Generally speaking, a triathlete’s carbohydrate needs during a race vary depending on the course and intensity. A good rule of thumb for female triathletes is to consume at least 40 to 50 grams of carbohydrate per hour, with males needing a minimum of 60 grams per hour. However, finding the optimal dose for each athlete takes time and experimentation.
Because solid foods can cause gastrointestinal distress and are impractical to carry on the course, triathletes usually turn to gels and sports drinks for carbohydrate fuel during races. Sports drinks are well tolerated and provide the fluid, carbohydrates, and sodium necessary for athletic performance. They are my go-to recommendation for in-race fueling because they are widely available on most racecourses.
Many triathletes prefer to use gels during races, though, the majority of which are made up of a highly concentrated form of glucose called maltodextrin. Some athletes can be sensitive to large amounts of maltodextrin and experience belly bloating and other gastric distress when they consume it. To avoid this, I advise clients to pick gels that don’t include maltodextrin or select a chew or blok, which typically don’t contain maltodextrin.
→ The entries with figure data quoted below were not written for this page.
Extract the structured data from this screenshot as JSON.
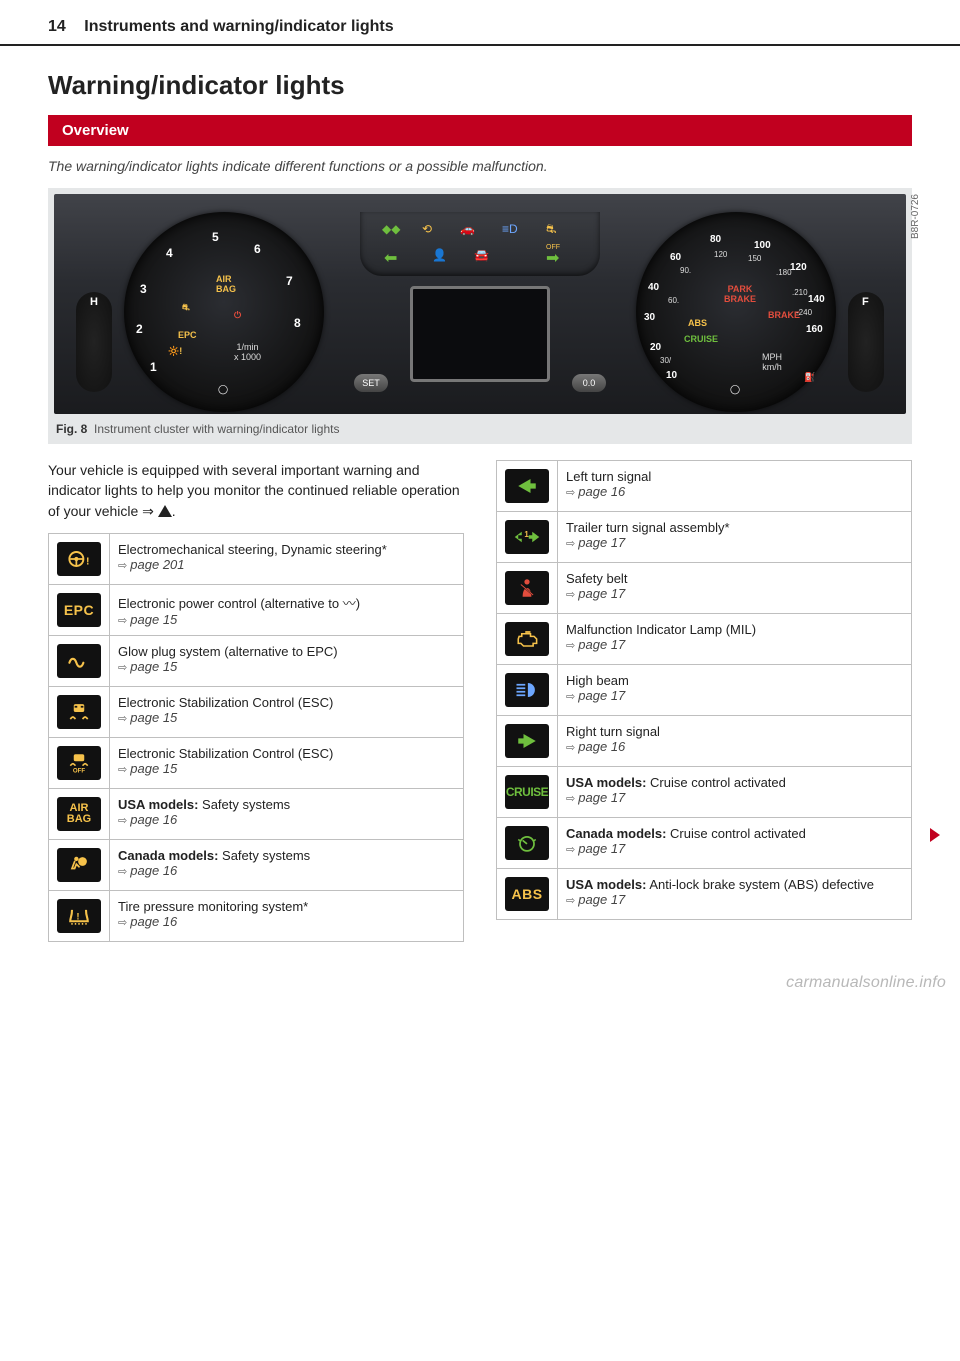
{
  "page": {
    "number": "14",
    "running_head": "Instruments and warning/indicator lights"
  },
  "section_title": "Warning/indicator lights",
  "overview_label": "Overview",
  "intro": "The warning/indicator lights indicate different functions or a possible malfunction.",
  "figure": {
    "ref_code": "B8R-0726",
    "caption_prefix": "Fig. 8",
    "caption": "Instrument cluster with warning/indicator lights",
    "tach": {
      "numbers": [
        "1",
        "2",
        "3",
        "4",
        "5",
        "6",
        "7",
        "8"
      ],
      "labels": {
        "airbag": "AIR\nBAG",
        "epc": "EPC",
        "unit": "1/min\nx 1000"
      }
    },
    "speedo": {
      "mph": [
        "10",
        "20",
        "30",
        "40",
        "60",
        "80",
        "100",
        "120",
        "140",
        "160"
      ],
      "kmh": [
        "30",
        "60",
        "90",
        "120",
        "150",
        "180",
        "210",
        "240"
      ],
      "labels": {
        "park": "PARK\nBRAKE",
        "brake": "BRAKE",
        "abs": "ABS",
        "cruise": "CRUISE",
        "unit": "MPH\nkm/h"
      }
    },
    "buttons": {
      "set": "SET",
      "odo": "0.0"
    },
    "sidegauges": {
      "left_top": "H",
      "right_top": "F"
    }
  },
  "body_text": "Your vehicle is equipped with several important warning and indicator lights to help you monitor the continued reliable operation of your vehicle ⇒ ",
  "body_text_suffix": ".",
  "left_table": [
    {
      "icon": "steering",
      "label": "Electromechanical steering, Dynamic steering*",
      "page": "page 201"
    },
    {
      "icon": "epc",
      "label": "Electronic power control (alternative to 〰)",
      "page": "page 15"
    },
    {
      "icon": "glow",
      "label": "Glow plug system (alternative to EPC)",
      "page": "page 15"
    },
    {
      "icon": "esc",
      "label": "Electronic Stabilization Control (ESC)",
      "page": "page 15"
    },
    {
      "icon": "escoff",
      "label": "Electronic Stabilization Control (ESC)",
      "page": "page 15"
    },
    {
      "icon": "airbag",
      "bold": "USA models:",
      "label": " Safety systems",
      "page": "page 16"
    },
    {
      "icon": "airbag_person",
      "bold": "Canada models:",
      "label": " Safety systems",
      "page": "page 16"
    },
    {
      "icon": "tpms",
      "label": "Tire pressure monitoring system*",
      "page": "page 16"
    }
  ],
  "right_table": [
    {
      "icon": "left_turn",
      "label": "Left turn signal",
      "page": "page 16"
    },
    {
      "icon": "trailer_turn",
      "label": "Trailer turn signal assembly*",
      "page": "page 17"
    },
    {
      "icon": "seatbelt",
      "label": "Safety belt",
      "page": "page 17"
    },
    {
      "icon": "mil",
      "label": "Malfunction Indicator Lamp (MIL)",
      "page": "page 17"
    },
    {
      "icon": "highbeam",
      "label": "High beam",
      "page": "page 17"
    },
    {
      "icon": "right_turn",
      "label": "Right turn signal",
      "page": "page 16"
    },
    {
      "icon": "cruise_usa",
      "bold": "USA models:",
      "label": " Cruise control activated",
      "page": "page 17"
    },
    {
      "icon": "cruise_can",
      "bold": "Canada models:",
      "label": " Cruise control activated",
      "page": "page 17"
    },
    {
      "icon": "abs",
      "bold": "USA models:",
      "label": " Anti-lock brake system (ABS) defective",
      "page": "page 17"
    }
  ],
  "watermark": "carmanualsonline.info",
  "colors": {
    "header_red": "#c1001f",
    "amber": "#f6c24b",
    "green": "#6fbf3e",
    "blue": "#6da7ff",
    "red": "#e34d3d"
  }
}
Athletes should always dilute the gels, chews, or bloks by consuming them with at least six ounces of water.
Whether they choose sports drinks or gels, I always tell triathletes to pack an additional carb source during a race “just in case.” It only takes a bottle of sports drink being launched off their bike for them to understand how important it is. By always having an extra bottle or pack of gels, they will always have an energy source available.
Although the race ends at the finish line, fueling does not. Recovery nutrition is incredibly important after the race. Most events offer a selection of carb- and protein-rich snacks at the finish line, such as chocolate milk, bagels, and bananas, but some athletes keep a cooler in their car with recovery foods they enjoy. Within a couple of hours after the race, triathletes should aim to eat a balanced meal.
Regardless of whether they are training or competing, the most important nutrition-related task for triathletes is knowing what their body needs and responding properly. When triathletes learn to master this skill, they will see the results on the course.
Triathlon became an NCAA Emerging Sport for Women in 2014 and has a strong club presence at the collegiate level. If at least 40 schools add varsity triathlon programs over the next 10 years, it will become a fully sanctioned NCAA championship sport. As the Team Dietitian for Northwestern University’s triathlon club team for the past five years, I’ve learned that nutrition for collegiate triathletes has its own unique challenges.
For instance, some athletes depend on the school’s food service facilities for their meals, while others live off campus and have to rely on their own skills to plan and prepare food. As Team Dietitian, I try to appeal to both groups by presenting sports nutrition clinics several times a year, providing individual consultations, and helping athletes prepare nutrition plans for competitions. When I’m not with the team, I know I can rely on one or two athletes I have trained to provide basic sports nutrition advice, like reminding everyone to fuel and hydrate during long bike workouts. Our team also collaborates with a chef for classes on how to prepare pre-exercise and recovery snacks, as well as batch cooking techniques.
One of the biggest challenges when working with collegiate triathletes is making sure they take in enough calories and protein as their training increases. Healthy snacking becomes very important, and to help with this, the team coordinates large orders of Clif and fig bars.
Planning for adequate recovery meals after late-night workouts is difficult, too. These are very hard workouts, and even after their typical recovery snack, some athletes wake up starving in the middle of the night. Our solution is to come up with snacks that provide adequate calories and protein to allow for a restful night’s sleep.